6.  Group practices employ "specialists" that control the "business" to increase profit.  Since health care until now has always been guided by compassion and personal relationship, this reduces the special status  that once justified religious bodies running hospitals to being just another shop.  Puzzling or difficult cases -- mouthy patients -- are discouraged because they cost money to the practice, but because the cases are sent to bigger centers farther away, they end up costing the patients immense amounts, maybe bankruptcy or just non-treatment leading to death.

7.  Google and other search engines list and provide judgment based on client satisfaction, making a doctor vulnerable to soreheads and shake-down artists.  A medical doctor should not be focused on what makes the patient "feel good."  There's another profession for that.

8.  Montana, Google says, does not provide to the public any info about lawsuits, insurance for malpractice, dismissals for whatever.  Other states do.  This omission makes Montana attractive to medical people who've had difficulties in other practices.  Some of them are perfectly well-qualified but are stigmatized by nonconformity like sexual identity or because they are immigrants.  This sort of thing is vulnerable to political maneuvering and one more source of control over doctors by non-medical people intent on profit.

These observations are based on my life experience, which includes a summer as a hospital chaplain at a major regional center and ward clerk in a Montana hospital that had become a target of state regulation because of one doctor, an aging Doctor of Osteopathy with a cranky retro attitude.  He was much loved by some, esp. those who considered themselves peers -- i.e. prestigious white men with prosperous businesses.  When ousted, he moved one county away and began again.  In my little village that same hospital supervises a once-a-week clinic served by the most recent or least prestigious medical person.  These persons spread over a wide range of qualifications and skills.  They are most often female.

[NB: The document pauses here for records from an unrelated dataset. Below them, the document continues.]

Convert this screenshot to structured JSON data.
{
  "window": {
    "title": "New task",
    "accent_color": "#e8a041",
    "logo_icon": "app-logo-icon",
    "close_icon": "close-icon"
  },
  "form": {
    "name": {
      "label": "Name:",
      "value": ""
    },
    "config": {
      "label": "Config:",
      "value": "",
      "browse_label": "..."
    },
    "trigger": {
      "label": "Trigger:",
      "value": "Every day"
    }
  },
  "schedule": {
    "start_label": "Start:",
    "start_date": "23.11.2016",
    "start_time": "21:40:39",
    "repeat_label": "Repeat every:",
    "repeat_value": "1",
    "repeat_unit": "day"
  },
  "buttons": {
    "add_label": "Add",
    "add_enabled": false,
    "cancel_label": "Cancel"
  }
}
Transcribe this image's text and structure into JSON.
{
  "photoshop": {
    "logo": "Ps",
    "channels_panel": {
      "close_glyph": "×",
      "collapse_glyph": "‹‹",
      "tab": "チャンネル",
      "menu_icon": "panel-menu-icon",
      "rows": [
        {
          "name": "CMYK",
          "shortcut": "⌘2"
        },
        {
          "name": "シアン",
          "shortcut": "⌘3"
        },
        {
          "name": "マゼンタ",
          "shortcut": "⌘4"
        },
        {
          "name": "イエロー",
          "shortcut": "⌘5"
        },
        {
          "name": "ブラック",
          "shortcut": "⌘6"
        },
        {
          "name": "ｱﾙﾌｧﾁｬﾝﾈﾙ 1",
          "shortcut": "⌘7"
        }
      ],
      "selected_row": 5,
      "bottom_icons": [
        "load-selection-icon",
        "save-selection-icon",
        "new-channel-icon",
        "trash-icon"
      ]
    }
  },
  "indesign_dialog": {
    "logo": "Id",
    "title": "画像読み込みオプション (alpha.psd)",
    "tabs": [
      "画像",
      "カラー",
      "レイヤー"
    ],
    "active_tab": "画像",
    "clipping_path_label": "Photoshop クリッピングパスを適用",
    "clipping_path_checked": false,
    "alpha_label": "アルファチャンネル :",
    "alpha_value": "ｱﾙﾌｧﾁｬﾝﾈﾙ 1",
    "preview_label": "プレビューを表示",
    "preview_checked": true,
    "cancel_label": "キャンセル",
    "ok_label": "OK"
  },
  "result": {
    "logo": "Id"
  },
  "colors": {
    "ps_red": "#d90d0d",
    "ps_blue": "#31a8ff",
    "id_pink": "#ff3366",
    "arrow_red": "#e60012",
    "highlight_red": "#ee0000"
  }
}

Montana people are often fatalists.  If it's difficult to get oneself to a doc or hospital, it's also difficult for regulators and monitors to get to the locations across hundreds of miles of prairie and over major mountain ranges.  We just do the best we can and die if we have to.


I wonder what Ian Marquand thinks of that?  Does he have a filing cabinet somewhere full of essays, thoughts on the subject?  I'll send this to him and see what he says. 

11/1:  Marquand says nothing.

5:30 PM  After adding this note, Ian's response came in as email rather than a comment. He is not interested in philosophical discussion. OK.

NURSE PRACTITIONERS ARE GOVERNED BY THE BOARD OF NURSING, NOT THE BOARD OF MEDICAL EXAMINERS.
THE BOARD IS GOVERNED BY THE STATUTE ON COMPOSITION. THE GOVERNOR'S OFFICE SELECTS THE BOARD MEMBERS.
THE BOARD DOES ALLOW THE PRACTICE OF TELEMEDICINE BY PHYSICIANS. BUT IT'S NOT REQUIRED.